Patients who received surgical treatment within 72 h after the accident improved neurologically more than patients who received surgery at a later time, but such a difference is not statistically significant (P=0.447). Four patients recovered completely, from ASIA D on admission to ASIA E on discharge: two of them received surgical treatment and two received conservative treatment.

Surgical treatment warrants better results with regard to late spinal deformity especially when performed with an anterior approach. Conservative treatment is complicated by a high incidence of late deformity of the cervical spine, although we were not able to detect any form of chronic spinal instability even in flexion–distraction injuries.

The hospitalization time was 4 weeks shorter for the patients who underwent surgery. If surgery is performed, active rehabilitation may start earlier.

Hospitalization was relatively uncomplicated, no serious concomitant injuries were present and the patients could therefore be mobilized early in their hospital course.

We can conclude that, in our experience, patients affected by initially incomplete spinal cord lesions (ASIA B, C and D) due to a diving accident had a better outcome if their vertebral lesion was surgically treated by using an anterior approach.
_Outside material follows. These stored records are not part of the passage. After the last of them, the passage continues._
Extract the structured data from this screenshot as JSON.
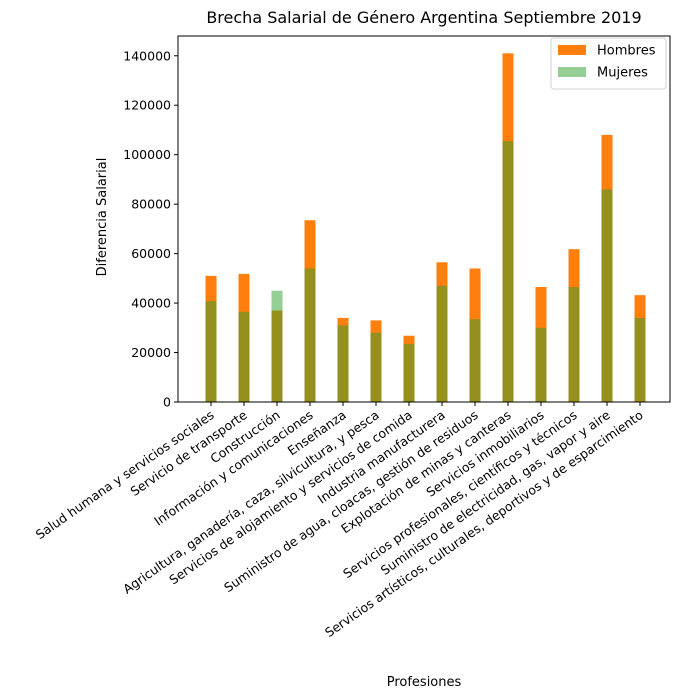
{
  "chart_data": {
    "type": "bar",
    "title": "Brecha Salarial de Género Argentina Septiembre 2019",
    "xlabel": "Profesiones",
    "ylabel": "Diferencia Salarial",
    "ylim": [
      0,
      148000
    ],
    "yticks": [
      0,
      20000,
      40000,
      60000,
      80000,
      100000,
      120000,
      140000
    ],
    "ytick_labels": [
      "0",
      "20000",
      "40000",
      "60000",
      "80000",
      "100000",
      "120000",
      "140000"
    ],
    "grid": false,
    "legend_position": "top-right",
    "categories": [
      "Salud humana y servicios sociales",
      "Servicio de transporte",
      "Construcción",
      "Información y comunicaciones",
      "Enseñanza",
      "Agricultura, ganadería, caza, silvicultura, y pesca",
      "Servicios de alojamiento y servicios de comida",
      "Industria manufacturera",
      "Suministro de agua, cloacas, gestión de residuos",
      "Explotación de minas y canteras",
      "Servicios inmobiliarios",
      "Servicios profesionales, científicos y técnicos",
      "Suministro de electricidad, gas, vapor y aire",
      "Servicios artísticos, culturales, deportivos y de esparcimiento"
    ],
    "series": [
      {
        "name": "Hombres",
        "color": "#ff7f0e",
        "opacity": 1.0,
        "values": [
          51000,
          51800,
          37000,
          73500,
          34000,
          33000,
          26800,
          56500,
          54000,
          141000,
          46500,
          61800,
          108000,
          43200
        ]
      },
      {
        "name": "Mujeres",
        "color": "#2ca02c",
        "opacity": 0.5,
        "values": [
          40800,
          36500,
          45000,
          54000,
          31000,
          28000,
          23500,
          47000,
          33500,
          105500,
          30000,
          46500,
          86000,
          34000
        ]
      }
    ]
  }
}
The full recovery observed in four ASIA D admitted cases, was not influenced by the type of treatment (surgical versus conservative). Some degree of improvement of the neurological condition, with regard only to the neurological level, has been observed also in initially complete lesions (ASIA A). Such improvement appears to be facilitated by the early surgical intervention. If surgical decompression is performed early and is associated with the use of methylprednisolone according to NASCIS study protocol, it appears, in our study, to result in a better neurological outcome and a shortening of the length of hospitalization.